See also 76 F.2d 543.
Page 303 U. S. 165
MR. JUSTICE BUTLER delivered the opinion of the Court.
April 10, 1933, the deceased died by gunshot. Petitioner had
insured his life by a policy on which it agreed to pay his
executors $10,000 upon proof of death without regard to its cause,
or $20,000 in case of death resulting from accident as defined by a
provision the pertinent parts of which follow:
"The Double Indemnity . . . shall be payable upon receipt of due
proof that the death of the Insured resulted directly and
independently of all other causes from bodily injury effected
solely through external, violent, and accidental means. . . .
Double Indemnity shall not be payable if the Insured's death
resulted from self-destruction, whether sane or insane."
Respondent sued petitioner in a state court for $20,000. There
being diversity of citizenship, defendant removed the case to the
federal court for the District of Montana. The complaint alleges
that the death of the insured resulted directly and independently
of all other causes from bodily injury effected solely through
external, violent, and accidental means, and did not result from
self-destruction, but directly from the accidental discharge of a
rifle.
Page 303 U. S. 166
Defendant's answer concedes that plaintiff is entitled to the
face of the policy, and alleges a deposit of that amount with
interest in court. It denies that death resulted from bodily injury
effected through accidental means, and specifically denies that it
resulted from the accidental discharge of a rifle or other firearm.
And, "as an affirmative defense," it alleges that the death of the
insured resulted from self-destruction by intentionally discharging
a loaded rifle into his body with intent to take his life.

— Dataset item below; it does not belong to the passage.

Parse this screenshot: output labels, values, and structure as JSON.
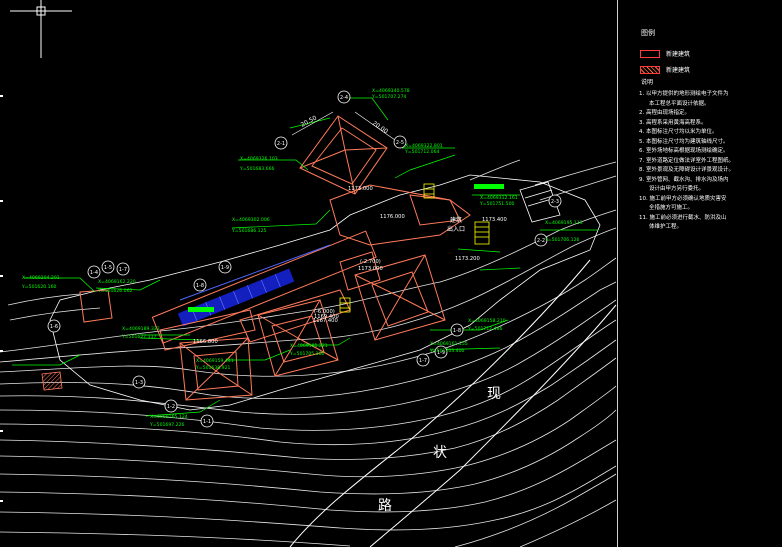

The case came on for trial, and, at the close of the evidence,
the judge, on motion of defendant directed the jury to return a
verdict in its favor. Plaintiff appealed; the Circuit Court of
Appeals held that the question whether the death was accidental
should have been submitted to the jury, and reversed the judgment.
76 F.2d 543. At the second trial, plaintiff went forward; at the
close of all the evidence, defendant requested the court to direct
a verdict in its favor, insisting that plaintiff had failed to
prove accidental death, and that the evidence showed death was
caused by self-destruction, and was not sufficient to sustain a
verdict for the plaintiff. The court denied the motion, and
submitted the case to the jury.
Its charge contained the following:
"In this case, the defendant alleges that the death of E. Walter
Gamer was caused by suicide. The burden of proving this allegation
by a preponderance, or greater weight of the evidence, is upon the
defendant. The presumption of law is that the death was not
voluntary, and the defendant . . . must overcome this presumption
and satisfy the jury by a preponderance of the evidence that his
death was voluntary."
"Ordinarily . . . , in the absence of a plea by the defendant of
suicide or self-destruction, the burden would be upon, and it still
is upon, the plaintiff in this case to prove that Walter Gamer died
from external, violent and accidental
Page 303 U. S. 167
means, but, by its answer . . . the . . . Company has admitted
that . . . [he] died through external and violent means. . . . The
question remains as to whether the death was accidentally caused,
or the means of the death was accidental, or whether it was
suicide. But, when the defendant took the position that it takes
here, it assumed the burden of proving to you by a preponderance of
evidence that Walter Gamer killed himself voluntarily. . . ."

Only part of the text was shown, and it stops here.